Костя натянул вожжи, придержал коней, заставил идти их шагом.
— Останови, — вдруг попросила Лида. — Отсюда совсем недалеко до Балакова. Мне надо туда.
Ей так не хотелось расставаться с Костей! В груди щемило, тело томно сжималось… Но она вдруг осознала, что такая «походная» любовь до хорошего не доведёт. Да и родителей надо найти.
— Извини…
Лида сжала руку Кости выше локтя, неумело чмокнула его в щеку и, спрыгнув с телеги, побежала куда-то на юг, куда текла Волга, где в нескольких километрах на противоположном берегу раскинулся её родной городок Балаково.
Утром Лида стояла на правом берегу Волги напротив Балакова. Вместе с ней стояли и сидели на камнях несколько женщин и мужиков. Были они, похоже, из окрестных сёл. Одни везли что-то продать на базаре в богатом Балакове, другие — купить.
Лида заметила, что на неё то и дело оценивающе поглядывает полнотелая тётка с недовольным лицом.
— Какими за перевоз берут: царскими или керенками? — спросила Лида у тётки, надеясь, что та откроется, почему поглядывает на неё.
— А тебе какие больше нравятся, царские? — язвительно ответила вопросом на вопрос тётка и, недовольно поджав губы, презрительно отвернулась.
Скоро облезлый чумазый катерок приволок баржу, которую все называли паромом.
Пока плыли, тётка подчёркнуто презрительно отворачивалась от Лиды. Едва паром ткнулся в причал, и подали сходни, тётка заторопилась к солдату с винтовкой на плече и красной повязкой на рукаве, расхаживавшему по причалу для поддержания порядка.
— Гражданин-товарищ солдат! — громко затараторила тётка. — Вон ту дамочку надоть заарестовать. Она скрывающаяся дочка ксплутатора и капиталиста бывшего царского старосты Мамина. Да. Купца Мамина дочка она, угнетателя народа.
Солдат взглянул на девушку, неторопливо, с достоинством подошёл к Лиде:
— Ваши документы, дамочка—гражданочка, — потребовал лениво, сделав ударение на «у».
— У меня нет документов. Я была в Самаре, там чехи напали… Я не дочь купца Мамина…
— А как же нам вашу личность удостоверить? — скорее для порядка, чем для удостоверения личности, спросил солдат. Если бы не настырная тётка, он бы, похоже, отпустил Лиду на все четыре стороны. — Про то, что дочь вы или не дочь купцу Мамину?
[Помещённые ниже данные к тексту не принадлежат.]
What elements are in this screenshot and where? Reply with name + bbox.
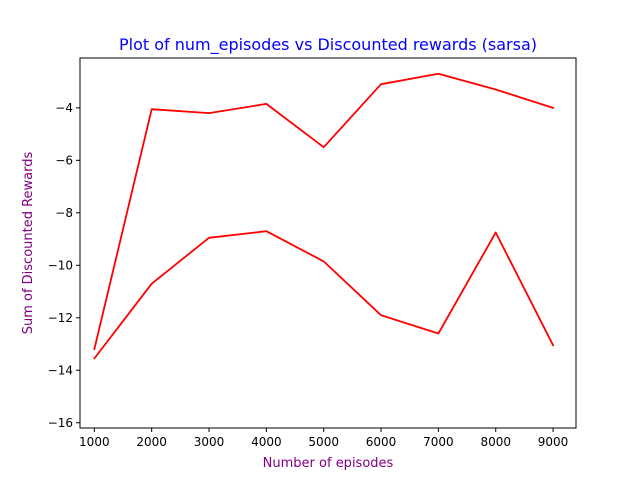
y-tick-label: −8 (55, 206, 73, 220)
y-tick-label: −16 (48, 416, 73, 430)
plot-frame (79, 57, 577, 429)
plot-area: 1000 2000 3000 4000 5000 6000 7000 8000 9000 −16 −… (48, 72, 569, 449)
x-tick-label: 8000 (480, 435, 511, 449)
x-tick-label: 6000 (366, 435, 397, 449)
series-line-1 (93, 72, 554, 351)
x-tick-label: 9000 (538, 435, 569, 449)
series-line-2 (93, 230, 554, 360)
y-tick-label: −10 (48, 258, 73, 272)
x-tick-label: 3000 (194, 435, 225, 449)
x-axis-label: Number of episodes (263, 456, 394, 471)
y-tick-label: −12 (48, 311, 73, 325)
y-tick-label: −6 (55, 153, 73, 167)
x-tick-label: 4000 (251, 435, 282, 449)
x-tick-label: 2000 (136, 435, 167, 449)
y-tick-label: −4 (55, 101, 73, 115)
x-tick-label: 1000 (79, 435, 110, 449)
x-tick-label: 5000 (308, 435, 339, 449)
y-axis-label: Sum of Discounted Rewards (21, 151, 36, 334)
chart-title: Plot of num_episodes vs Discounted rewar… (119, 35, 537, 55)
y-tick-label: −14 (48, 363, 73, 377)
x-tick-label: 7000 (423, 435, 454, 449)
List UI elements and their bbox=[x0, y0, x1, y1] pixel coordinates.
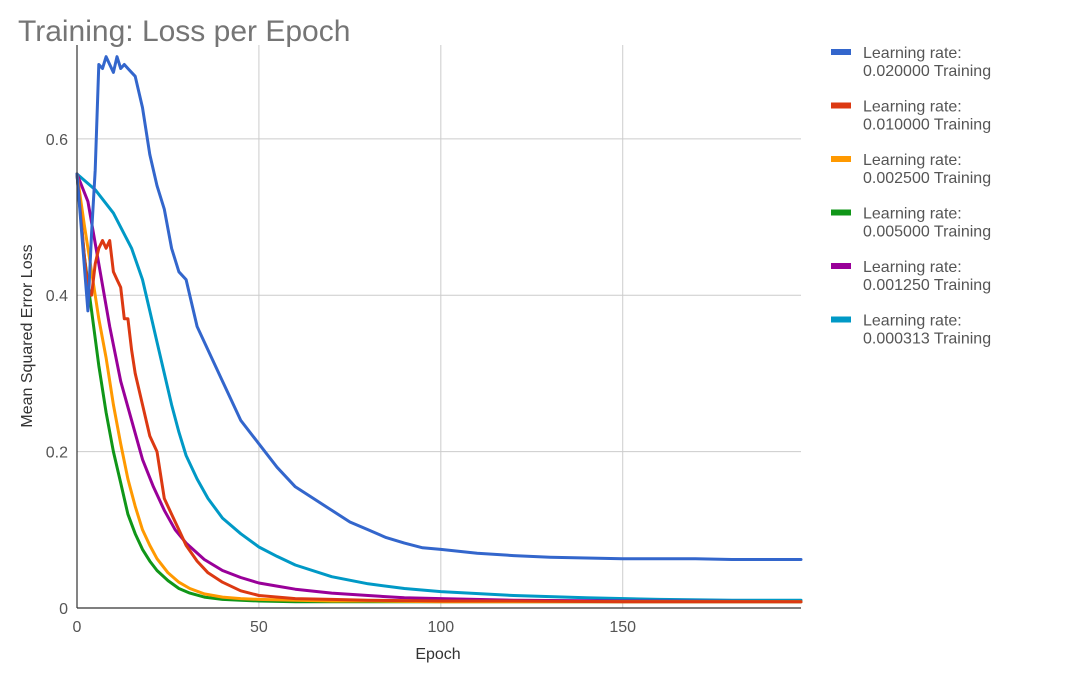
x-tick-label: 150 bbox=[609, 619, 636, 636]
legend-label-line2: 0.005000 Training bbox=[863, 224, 991, 241]
series-line bbox=[75, 55, 803, 561]
legend-label-line2: 0.020000 Training bbox=[863, 63, 991, 80]
legend-label-line2: 0.000313 Training bbox=[863, 331, 991, 348]
y-tick-label: 0.2 bbox=[46, 445, 68, 462]
series-line bbox=[75, 172, 803, 604]
legend-swatch bbox=[831, 263, 851, 269]
series-line bbox=[75, 172, 803, 604]
x-axis-label: Epoch bbox=[415, 646, 460, 663]
y-tick-label: 0.4 bbox=[46, 288, 68, 305]
legend-swatch bbox=[831, 156, 851, 162]
legend-swatch bbox=[831, 209, 851, 216]
grid bbox=[77, 45, 801, 608]
legend-label-line2: 0.002500 Training bbox=[863, 170, 991, 187]
legend-label-line2: 0.010000 Training bbox=[863, 117, 991, 134]
y-tick-label: 0.6 bbox=[46, 132, 68, 149]
legend-swatch bbox=[831, 316, 851, 323]
legend-label-line1: Learning rate: bbox=[863, 45, 962, 62]
legend-label-line1: Learning rate: bbox=[863, 99, 962, 116]
y-tick-label: 0 bbox=[59, 601, 68, 618]
legend-swatch bbox=[831, 49, 851, 55]
legend-label-line1: Learning rate: bbox=[863, 259, 962, 276]
y-axis-label: Mean Squared Error Loss bbox=[19, 244, 36, 427]
legend: Learning rate:0.020000 TrainingLearning … bbox=[831, 45, 991, 348]
series-line bbox=[75, 172, 803, 602]
legend-label-line1: Learning rate: bbox=[863, 206, 962, 223]
legend-label-line1: Learning rate: bbox=[863, 152, 962, 169]
x-tick-label: 100 bbox=[427, 619, 454, 636]
x-tick-label: 50 bbox=[250, 619, 268, 636]
chart-title: Training: Loss per Epoch bbox=[18, 15, 350, 48]
series-line bbox=[75, 172, 803, 604]
legend-label-line2: 0.001250 Training bbox=[863, 277, 991, 294]
series-lines bbox=[75, 55, 803, 604]
legend-swatch bbox=[831, 102, 851, 109]
series-line bbox=[75, 172, 803, 604]
axes: 0 50 100 150 0 0.2 0.4 0.6 bbox=[46, 45, 801, 636]
x-tick-label: 0 bbox=[73, 619, 82, 636]
legend-label-line1: Learning rate: bbox=[863, 313, 962, 330]
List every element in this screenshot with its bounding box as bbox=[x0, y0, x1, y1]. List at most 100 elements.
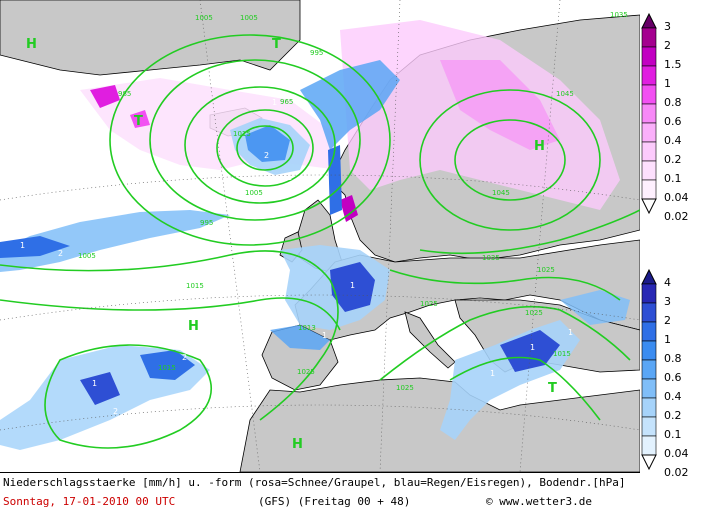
svg-text:1015: 1015 bbox=[186, 282, 204, 290]
rain-scale-swatch-1 bbox=[641, 302, 657, 323]
snow-scale-label-10: 0.02 bbox=[664, 210, 689, 223]
rain-scale-swatch-8 bbox=[641, 435, 657, 456]
svg-text:1: 1 bbox=[322, 331, 327, 340]
lat-lon-grid bbox=[0, 0, 640, 472]
snow-scale-label-1: 2 bbox=[664, 39, 671, 52]
svg-text:1005: 1005 bbox=[245, 189, 263, 197]
high-marker-2: H bbox=[188, 319, 199, 334]
svg-text:1: 1 bbox=[530, 343, 535, 352]
pressure-centres: H T H T H T H bbox=[26, 37, 557, 452]
svg-text:1025: 1025 bbox=[537, 266, 555, 274]
svg-text:1: 1 bbox=[490, 369, 495, 378]
color-scales bbox=[641, 12, 657, 471]
svg-text:1005: 1005 bbox=[240, 14, 258, 22]
rain-scale-swatch-7 bbox=[641, 416, 657, 437]
snow-scale-label-0: 3 bbox=[664, 20, 671, 33]
rain-scale-label-2: 2 bbox=[664, 314, 671, 327]
svg-text:1025: 1025 bbox=[525, 309, 543, 317]
isobar-labels: 1005 1005 995 985 965 1035 1045 1045 103… bbox=[78, 11, 628, 392]
precip-labels: 1 2 1 1 2 1 1 1 2 2 1 1 1 bbox=[20, 98, 573, 416]
svg-text:1045: 1045 bbox=[492, 189, 510, 197]
svg-text:1: 1 bbox=[20, 241, 25, 250]
snow-scale-label-5: 0.6 bbox=[664, 115, 682, 128]
svg-text:1: 1 bbox=[92, 379, 97, 388]
svg-text:1005: 1005 bbox=[78, 252, 96, 260]
rain-scale-swatch-5 bbox=[641, 378, 657, 399]
snow-scale-swatch-4 bbox=[641, 103, 657, 124]
caption-title: Niederschlagsstaerke [mm/h] u. -form (ro… bbox=[3, 476, 626, 489]
high-marker-3: H bbox=[292, 437, 303, 452]
caption-bar: Niederschlagsstaerke [mm/h] u. -form (ro… bbox=[0, 472, 640, 514]
caption-copyright: © www.wetter3.de bbox=[486, 495, 592, 508]
rain-scale-label-3: 1 bbox=[664, 333, 671, 346]
svg-text:1025: 1025 bbox=[396, 384, 414, 392]
svg-text:2: 2 bbox=[113, 407, 118, 416]
svg-text:1: 1 bbox=[568, 328, 573, 337]
rain-scale-swatch-4 bbox=[641, 359, 657, 380]
weather-map: H T H T H T H 1005 1005 995 985 965 1035… bbox=[0, 0, 640, 472]
svg-text:1025: 1025 bbox=[420, 300, 438, 308]
snow-scale-top-arrow bbox=[641, 12, 657, 29]
snow-scale-label-8: 0.1 bbox=[664, 172, 682, 185]
rain-scale-label-0: 4 bbox=[664, 276, 671, 289]
snow-scale-label-3: 1 bbox=[664, 77, 671, 90]
snow-scale-label-4: 0.8 bbox=[664, 96, 682, 109]
svg-text:1035: 1035 bbox=[482, 254, 500, 262]
snow-scale-swatch-0 bbox=[641, 27, 657, 48]
rain-areas bbox=[0, 60, 630, 450]
svg-text:1045: 1045 bbox=[556, 90, 574, 98]
snow-scale-label-2: 1.5 bbox=[664, 58, 682, 71]
low-marker-0: T bbox=[272, 37, 281, 52]
isobar-lines bbox=[0, 34, 640, 449]
svg-text:1013: 1013 bbox=[298, 324, 316, 332]
rain-scale-top-arrow bbox=[641, 268, 657, 285]
snow-scale-bar bbox=[641, 12, 657, 215]
svg-text:995: 995 bbox=[200, 219, 213, 227]
svg-text:2: 2 bbox=[264, 151, 269, 160]
svg-text:1015: 1015 bbox=[158, 364, 176, 372]
svg-text:1015: 1015 bbox=[553, 350, 571, 358]
rain-scale-bar bbox=[641, 268, 657, 471]
italy-land bbox=[404, 311, 456, 369]
low-marker-1: T bbox=[134, 114, 143, 129]
svg-text:1025: 1025 bbox=[297, 368, 315, 376]
rain-scale-swatch-0 bbox=[641, 283, 657, 304]
snow-scale-swatch-7 bbox=[641, 160, 657, 181]
snow-scale-swatch-2 bbox=[641, 65, 657, 86]
high-marker-1: H bbox=[534, 139, 545, 154]
rain-scale-swatch-3 bbox=[641, 340, 657, 361]
caption-date: Sonntag, 17-01-2010 00 UTC bbox=[3, 495, 176, 508]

— Не сумлевайтесь, гражданин-товарищ—начальник! — тараторила тётка. — Дочка это ихняя! Я удостоверяю! Я у мадамы в прошлом году работала, по пошиву. Эта дамочка к нашей мадаме приходила кофточку заказывать. Вот эту самую. Я к этой кофточке оборочки делала своими руками! А эта дамочка меня тогда чисто сдоньжила придирками: это ей не так, это криво, это не красиво! Так что заарестуйте её, как скрывающуюся.
— Я не дочка купца Мамина, я их прислуга, Лиза Кузнецова…
2. В Балакове
= 1 =
На левом, луговом берегу Волги, где река обрезала просторные степи долины Большого Сырта, раскинулся городок Балаково.
Между озером Линёво и речкой Балаковкой широко разметались купеческие двухэтажные дома из красного кирпича, избы из леса—кругляка — пятистенные, шатровые, под тёсом, под железом. Дворы обнесены высокими кирпичными стенами от пожаров — брандмауэрами. Иные, как сундуки, крыты наглухо. Ставни голубые, огненные, с писульками.
В просторных избах семейно, жарко, тараканов хоть лопатой греби. Старообрядческими иконами заставлены святые углы в молельных комнатах. На стенах картинки про войну, про свят гору Афонскую, про муки адовы.
В Сиротской слободке лезли друг на друга, подобно пьяным мужикам в престольный праздник, развалюшки с прочим народишком. Такие же, как обитатели их, увязшие в грязи, поломанные и оборванные.
На берегу Балаковки, впадающей в Волгу, выстроились рядами четыре с лишним сотни деревянных амбаров для ссыпки хлеба. Большинство принадлежало купцам Мальцевым.
Балаковская хлебная пристань по удобствам считалась лучшей на Волге, а по грузообороту уступали только Астрахани, Самаре и Казани. За это заштатный городок, до начала девятисотых годов значившийся в чине крупного села, называли пшеничной столицей Поволжья.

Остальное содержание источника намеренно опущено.